Nayib Bukele, the president of El Salvador, has taken a swipe at critics for their smear campaigns particularly aimed at discrediting his country’s ability to meet its debt obligations after its Bitcoin stash value fell in the red.
In a thread of tweets Tuesday, the bitcoin bull condemned the so-called big media, financial analysts and the risk rating agencies for “shamelessly lying” to the world that El Salvador was broke and was going to default on its debts. Bukele’s outburst comes after his administration completed paying investors holding a Eurobond with a maturity of January 24, 2023.
“In the past year, almost every legacy international news outlet said that because of our “Bitcoin bet”, El Salvador was going to default on its debt by January 2023 (since we had an 800-million-dollar bond maturing today). Literally, hundreds of articles,” wrote Bukele.
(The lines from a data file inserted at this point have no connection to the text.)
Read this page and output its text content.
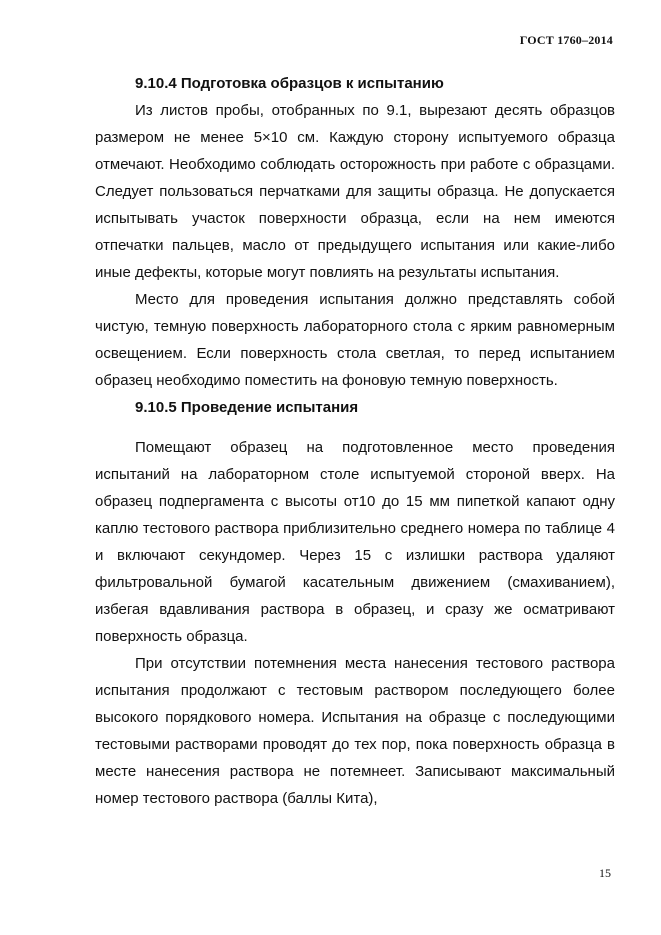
ГОСТ 1760–2014

9.10.4 Подготовка образцов к испытанию

Из листов пробы, отобранных по 9.1, вырезают десять образцов размером не менее 5×10 см. Каждую сторону испытуемого образца отмечают. Необходимо соблюдать осторожность при работе с образцами. Следует пользоваться перчатками для защиты образца. Не допускается испытывать участок поверхности образца, если на нем имеются отпечатки пальцев, масло от предыдущего испытания или какие-либо иные дефекты, которые могут повлиять на результаты испытания.

Место для проведения испытания должно представлять собой чистую, темную поверхность лабораторного стола с ярким равномерным освещением. Если поверхность стола светлая, то перед испытанием образец необходимо поместить на фоновую темную поверхность.

9.10.5 Проведение испытания

Помещают образец на подготовленное место проведения испытаний на лабораторном столе испытуемой стороной вверх. На образец подпергамента с высоты от10 до 15 мм пипеткой капают одну каплю тестового раствора приблизительно среднего номера по таблице 4 и включают секундомер. Через 15 с излишки раствора удаляют фильтровальной бумагой касательным движением (смахиванием), избегая вдавливания раствора в образец, и сразу же осматривают поверхность образца.

При отсутствии потемнения места нанесения тестового раствора испытания продолжают с тестовым раствором последующего более высокого порядкового номера. Испытания на образце с последующими тестовыми растворами проводят до тех пор, пока поверхность образца в месте нанесения раствора не потемнеет. Записывают максимальный номер тестового раствора (баллы Кита),

15
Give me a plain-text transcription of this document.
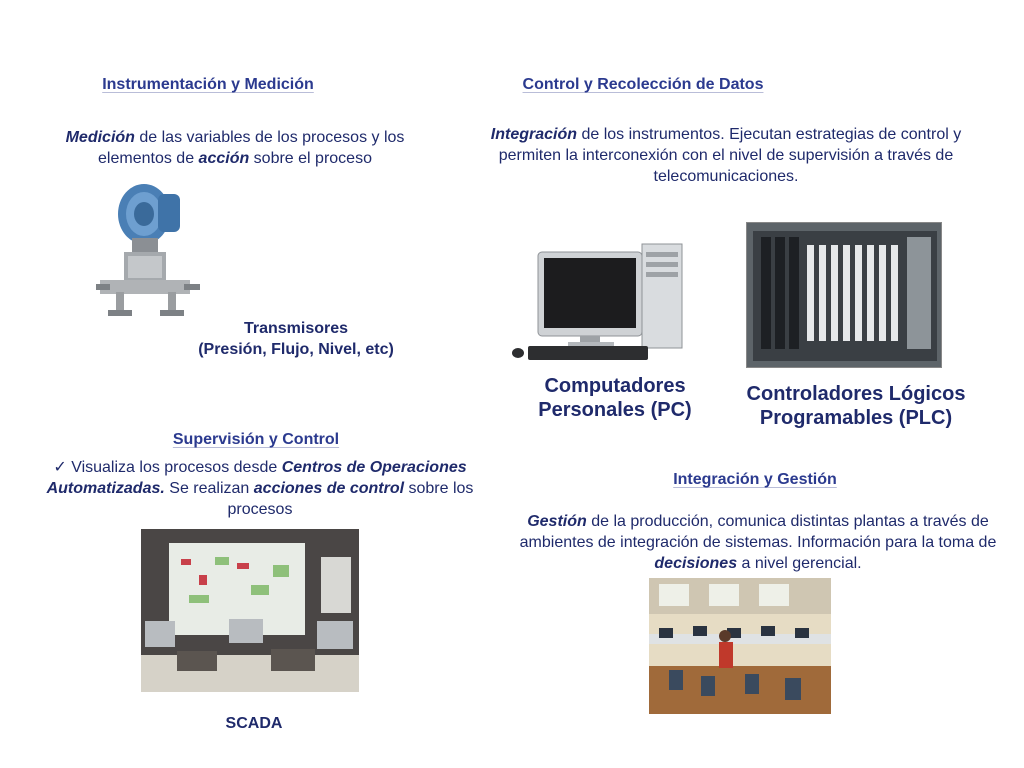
Instrumentación y Medición
Medición de las variables de los procesos y los elementos de acción sobre el proceso
Transmisores
(Presión, Flujo, Nivel, etc)
Control y Recolección de Datos
Integración de los instrumentos. Ejecutan estrategias de control y permiten la interconexión con el nivel de supervisión a través de telecomunicaciones.
Computadores
Personales (PC)
Controladores Lógicos
Programables (PLC)
Supervisión y Control
✓ Visualiza los procesos desde Centros de Operaciones Automatizadas. Se realizan acciones de control sobre los procesos
SCADA
Integración y Gestión
Gestión de la producción, comunica distintas plantas a través de ambientes de integración de sistemas. Información para la toma de decisiones a nivel gerencial.
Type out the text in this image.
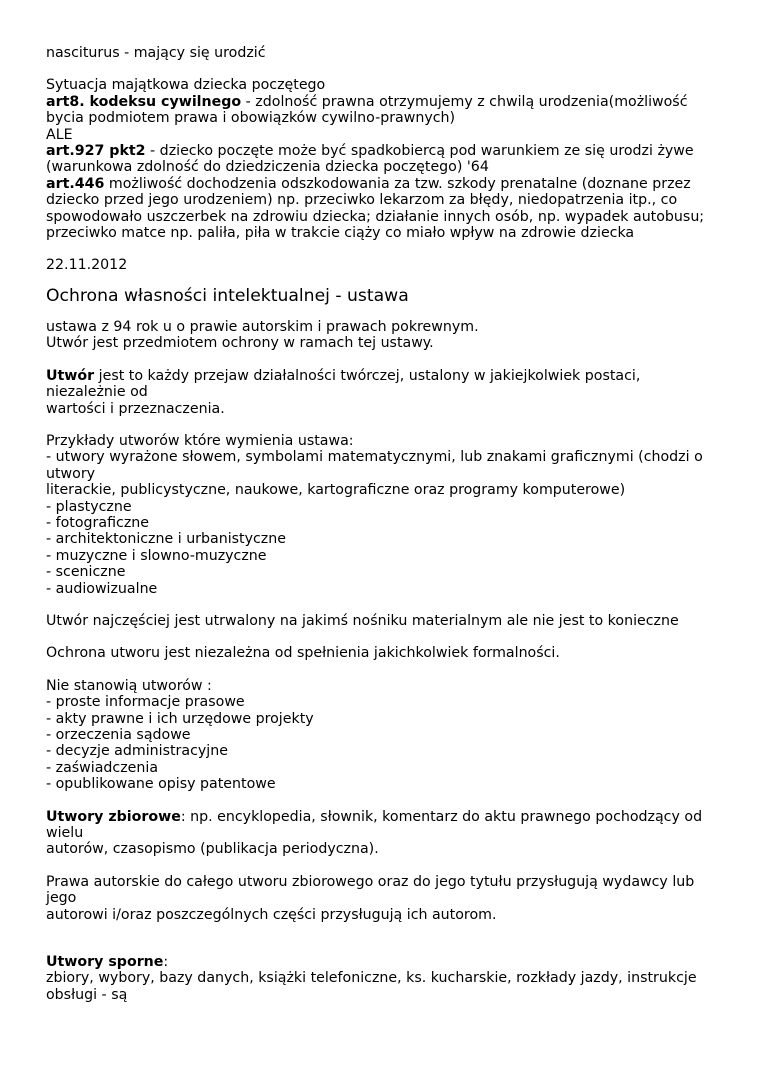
nasciturus - mający się urodzić

Sytuacja majątkowa dziecka poczętego

art8. kodeksu cywilnego - zdolność prawna otrzymujemy z chwilą urodzenia(możliwość

bycia podmiotem prawa i obowiązków cywilno-prawnych)

ALE

art.927 pkt2 - dziecko poczęte może być spadkobiercą pod warunkiem ze się urodzi żywe

(warunkowa zdolność do dziedziczenia dziecka poczętego) '64

art.446 możliwość dochodzenia odszkodowania za tzw. szkody prenatalne (doznane przez

dziecko przed jego urodzeniem) np. przeciwko lekarzom za błędy, niedopatrzenia itp., co

spowodowało uszczerbek na zdrowiu dziecka; działanie innych osób, np. wypadek autobusu;

przeciwko matce np. paliła, piła w trakcie ciąży co miało wpływ na zdrowie dziecka

22.11.2012

Ochrona własności intelektualnej - ustawa

ustawa z 94 rok u o prawie autorskim i prawach pokrewnym.

Utwór jest przedmiotem ochrony w ramach tej ustawy.

Utwór jest to każdy przejaw działalności twórczej, ustalony w jakiejkolwiek postaci,

niezależnie od

wartości i przeznaczenia.

Przykłady utworów które wymienia ustawa:

- utwory wyrażone słowem, symbolami matematycznymi, lub znakami graficznymi (chodzi o

utwory

literackie, publicystyczne, naukowe, kartograficzne oraz programy komputerowe)

- plastyczne

- fotograficzne

- architektoniczne i urbanistyczne

- muzyczne i slowno-muzyczne

- sceniczne

- audiowizualne

Utwór najczęściej jest utrwalony na jakimś nośniku materialnym ale nie jest to konieczne

Ochrona utworu jest niezależna od spełnienia jakichkolwiek formalności.

Nie stanowią utworów :

- proste informacje prasowe

- akty prawne i ich urzędowe projekty

- orzeczenia sądowe

- decyzje administracyjne

- zaświadczenia

- opublikowane opisy patentowe

Utwory zbiorowe: np. encyklopedia, słownik, komentarz do aktu prawnego pochodzący od

wielu

autorów, czasopismo (publikacja periodyczna).

Prawa autorskie do całego utworu zbiorowego oraz do jego tytułu przysługują wydawcy lub

jego

autorowi i/oraz poszczególnych części przysługują ich autorom.

Utwory sporne:

zbiory, wybory, bazy danych, książki telefoniczne, ks. kucharskie, rozkłady jazdy, instrukcje

obsługi - są
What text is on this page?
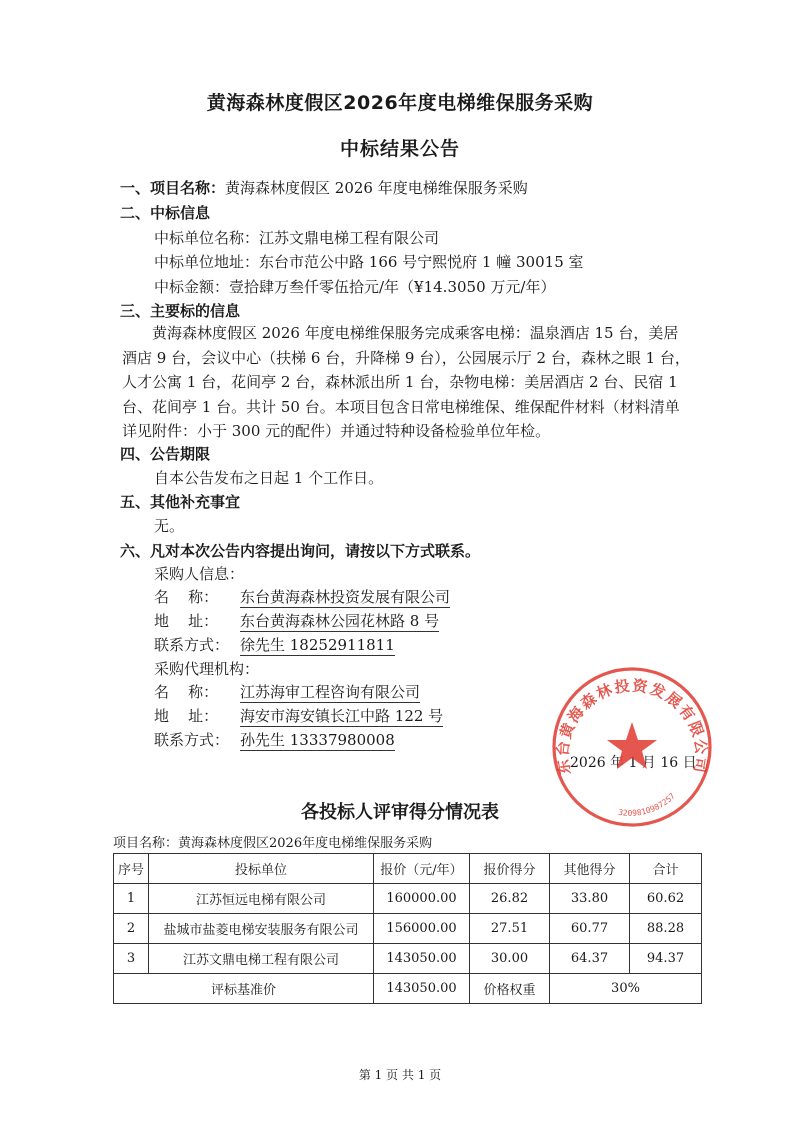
黄海森林度假区2026年度电梯维保服务采购
中标结果公告
一、项目名称：黄海森林度假区 2026 年度电梯维保服务采购
二、中标信息
中标单位名称：江苏文鼎电梯工程有限公司
中标单位地址：东台市范公中路 166 号宁熙悦府 1 幢 30015 室
中标金额：壹拾肆万叁仟零伍拾元/年（¥14.3050 万元/年）
三、主要标的信息
黄海森林度假区 2026 年度电梯维保服务完成乘客电梯：温泉酒店 15 台，美居酒店 9 台，会议中心（扶梯 6 台，升降梯 9 台），公园展示厅 2 台，森林之眼 1 台，人才公寓 1 台，花间亭 2 台，森林派出所 1 台，杂物电梯：美居酒店 2 台、民宿 1 台、花间亭 1 台。共计 50 台。本项目包含日常电梯维保、维保配件材料（材料清单详见附件：小于 300 元的配件）并通过特种设备检验单位年检。
四、公告期限
自本公告发布之日起 1 个工作日。
五、其他补充事宜
无。
六、凡对本次公告内容提出询问，请按以下方式联系。
采购人信息：
名    称： 东台黄海森林投资发展有限公司
地    址： 东台黄海森林公园花林路 8 号
联系方式： 徐先生 18252911811
采购代理机构：
名    称： 江苏海审工程咨询有限公司
地    址： 海安市海安镇长江中路 122 号
联系方式： 孙先生 13337980008
2026 年 1 月 16 日
东台黄海森林投资发展有限公司
3209810987257
各投标人评审得分情况表
项目名称：黄海森林度假区2026年度电梯维保服务采购
序号	投标单位	报价（元/年）	报价得分	其他得分	合计
1	江苏恒远电梯有限公司	160000.00	26.82	33.80	60.62
2	盐城市盐菱电梯安装服务有限公司	156000.00	27.51	60.77	88.28
3	江苏文鼎电梯工程有限公司	143050.00	30.00	64.37	94.37
评标基准价		143050.00	价格权重	30%	
第 1 页 共 1 页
“Well, we just paid in full, 800 million dollars plus interest,” he added.
Since assuming office in 2019, the former mayor of San Salvador has come under heavy criticism, especially for his aggressive policies. However, from fighting corruption after campaigning on the slogan “There’s enough money when no one steals” to restoring law and order in the once crime-plagued Central American nation, his tactics endeared him to many in his country.
Nevertheless, some critics, especially international financial institutions, fell out with the Bukele administration further following the decision to make Bitcoin a legal tender in 2021. On several occasions, the World bank, as well as the International Monetary Fund (IMF), urged El Salvador to scale back its push for Bitcoin as legal tender, noting that the country risked being cut off by international financiers.
Those warnings were further echoed by mainstream media, which devoted so much time and space to El Salvaldor’s economic initiatives, especially after last year’s crypto market crash.
Last July, Bukele hit out at the New York Times after the newspaper published an article titled “It’s clear they’re afraid, Bitcoin is inevitable”, which seemed to reprove El Salvador’s Bitcoin agenda.
“It’s clear they’re afraid Bitcoin is inevitable. By the way, they say we’re heading to default. Will they publish an apology once we pay everything on time?” Bukele said at the time.
That said, the Bukele administration has remained unswayed by naysayers, promising to continue pushing its agendas and living by its commitments and responsibility to pay its debts and improve the livelihoods of its citizens.